Many of those who attend the Food Cupboard have little or no connection with the organised church, but most if not all are happy to take part in simple services we hold after a food cupboard session at Christmas and Easter, and following these one or two go on to attend other services.

Who runs the Food Cupboard?

The scheme is run directly by Christ Church. The Food cupboard is dependent on the generous support of others:

Three volunteers

Volunteers prepare refreshments for each session

The volunteers who receive, sort and store donations, set up for each session, make the snawiches, serve the refreshments, distribute the food parcels and clear away afterwards.  Currently we have a team of 4 or 5 regulars, including the vicar. Some are members of the church congregation, some are not but everyone enjoys helping make this ministry possible.
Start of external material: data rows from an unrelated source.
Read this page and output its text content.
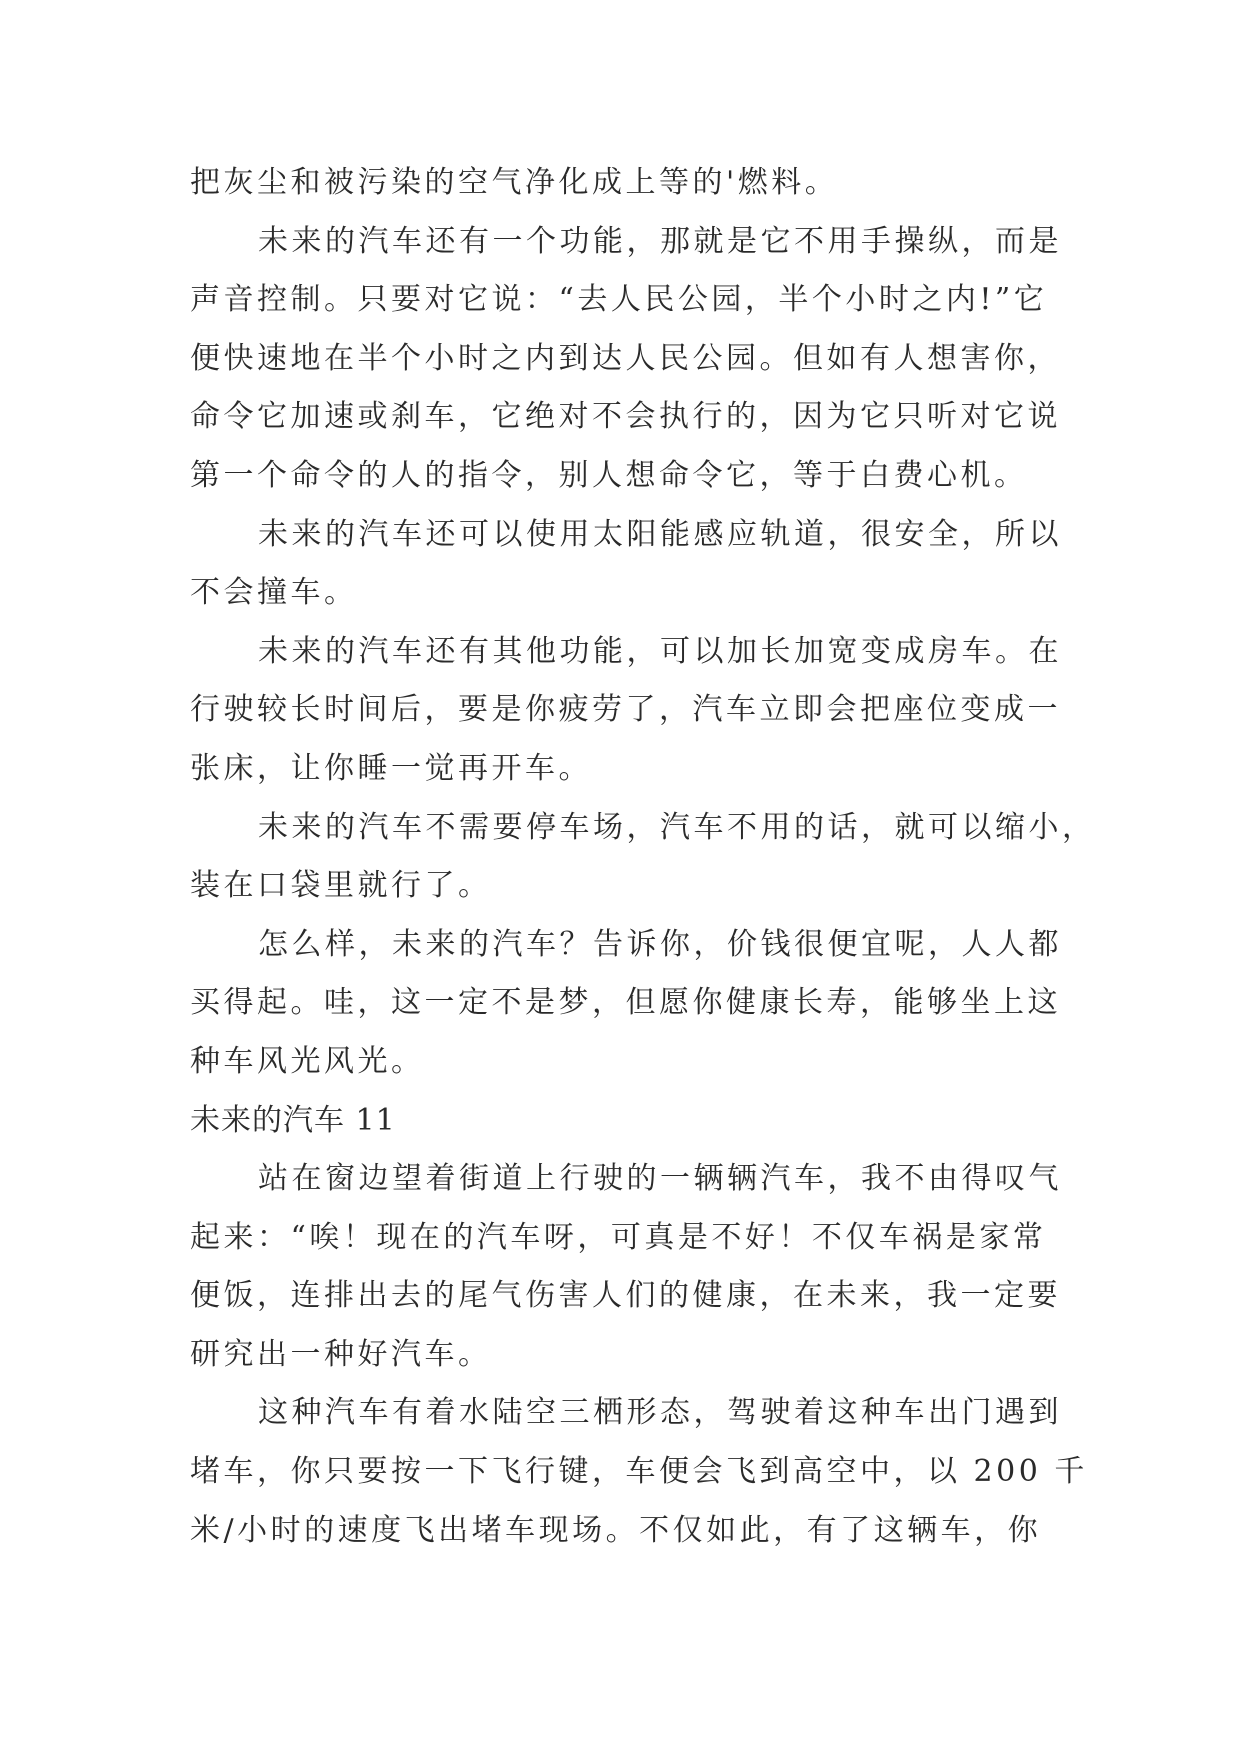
把灰尘和被污染的空气净化成上等的'燃料。
未来的汽车还有一个功能，那就是它不用手操纵，而是
声音控制。只要对它说：“去人民公园，半个小时之内!”它
便快速地在半个小时之内到达人民公园。但如有人想害你，
命令它加速或刹车，它绝对不会执行的，因为它只听对它说
第一个命令的人的指令，别人想命令它，等于白费心机。
未来的汽车还可以使用太阳能感应轨道，很安全，所以
不会撞车。
未来的汽车还有其他功能，可以加长加宽变成房车。在
行驶较长时间后，要是你疲劳了，汽车立即会把座位变成一
张床，让你睡一觉再开车。
未来的汽车不需要停车场，汽车不用的话，就可以缩小，
装在口袋里就行了。
怎么样，未来的汽车？告诉你，价钱很便宜呢，人人都
买得起。哇，这一定不是梦，但愿你健康长寿，能够坐上这
种车风光风光。
未来的汽车 11
站在窗边望着街道上行驶的一辆辆汽车，我不由得叹气
起来：“唉！现在的汽车呀，可真是不好！不仅车祸是家常
便饭，连排出去的尾气伤害人们的健康，在未来，我一定要
研究出一种好汽车。
这种汽车有着水陆空三栖形态，驾驶着这种车出门遇到
堵车，你只要按一下飞行键，车便会飞到高空中，以 200 千
米/小时的速度飞出堵车现场。不仅如此，有了这辆车，你
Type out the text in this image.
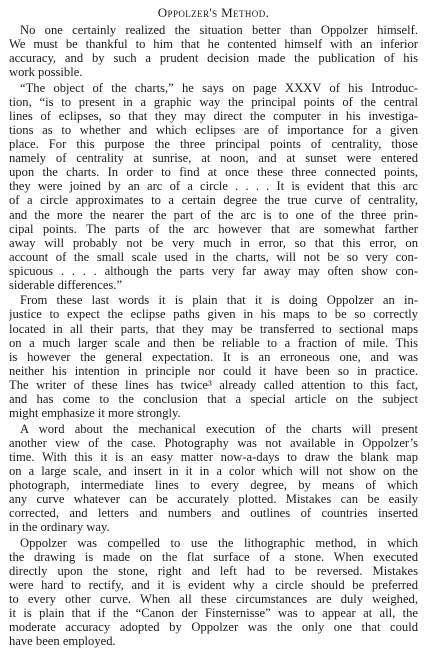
Oppolzer's Method.
No one certainly realized the situation better than Oppolzer himself.
We must be thankful to him that he contented himself with an inferior
accuracy, and by such a prudent decision made the publication of his
work possible.
“The object of the charts,” he says on page XXXV of his Introduc-
tion, “is to present in a graphic way the principal points of the central
lines of eclipses, so that they may direct the computer in his investiga-
tions as to whether and which eclipses are of importance for a given
place. For this purpose the three principal points of centrality, those
namely of centrality at sunrise, at noon, and at sunset were entered
upon the charts. In order to find at once these three connected points,
they were joined by an arc of a circle . . . . It is evident that this arc
of a circle approximates to a certain degree the true curve of centrality,
and the more the nearer the part of the arc is to one of the three prin-
cipal points. The parts of the arc however that are somewhat farther
away will probably not be very much in error, so that this error, on
account of the small scale used in the charts, will not be so very con-
spicuous . . . . although the parts very far away may often show con-
siderable differences.”
From these last words it is plain that it is doing Oppolzer an in-
justice to expect the eclipse paths given in his maps to be so correctly
located in all their parts, that they may be transferred to sectional maps
on a much larger scale and then be reliable to a fraction of mile. This
is however the general expectation. It is an erroneous one, and was
neither his intention in principle nor could it have been so in practice.
The writer of these lines has twice³ already called attention to this fact,
and has come to the conclusion that a special article on the subject
might emphasize it more strongly.
A word about the mechanical execution of the charts will present
another view of the case. Photography was not available in Oppolzer’s
time. With this it is an easy matter now-a-days to draw the blank map
on a large scale, and insert in it in a color which will not show on the
photograph, intermediate lines to every degree, by means of which
any curve whatever can be accurately plotted. Mistakes can be easily
corrected, and letters and numbers and outlines of countries inserted
in the ordinary way.
Oppolzer was compelled to use the lithographic method, in which
the drawing is made on the flat surface of a stone. When executed
directly upon the stone, right and left had to be reversed. Mistakes
were hard to rectify, and it is evident why a circle should be preferred
to every other curve. When all these circumstances are duly weighed,
it is plain that if the “Canon der Finsternisse” was to appear at all, the
moderate accuracy adopted by Oppolzer was the only one that could
have been employed.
And most importantly the scheme depends on a network of churches and schools who donate food and in one case funds.  Many of these connections go back to a ‘link church’ programme set up in the 1980’s, when Christ Church forged links with other churches in very different situations, many of them in semi-rural locations outside London. At Harvest time food collected at their Harvest Festival services has been donated to the Christ Church scheme.  Over recent years as food banks have become more widespread, some of these churches have donated to more local schemes as well as, or instead of, brining donations to Christ Church.  But some have continued the link, and indeed some have increased their support, running food collections throughout the year and making several large donations of food each year. Amongst those who support us are St Mary,Tatsfield together with their primary school; St Mary,Speldhurst; St John, Capel; St Barnabas, Dulwich; and Christ Church, East Sheen.  Locally both Reay Primary School and our own Christ Church Primary SW9 have also collected and donated food to us at Harvest time.

Volunteers cut and wrap fresh harvest produce for distribution

Volunteers share out fresh vegetables to callers

We are very grateful indeed to these churches and schools, and local individuals, without whose support the scheme could not continue in its present form.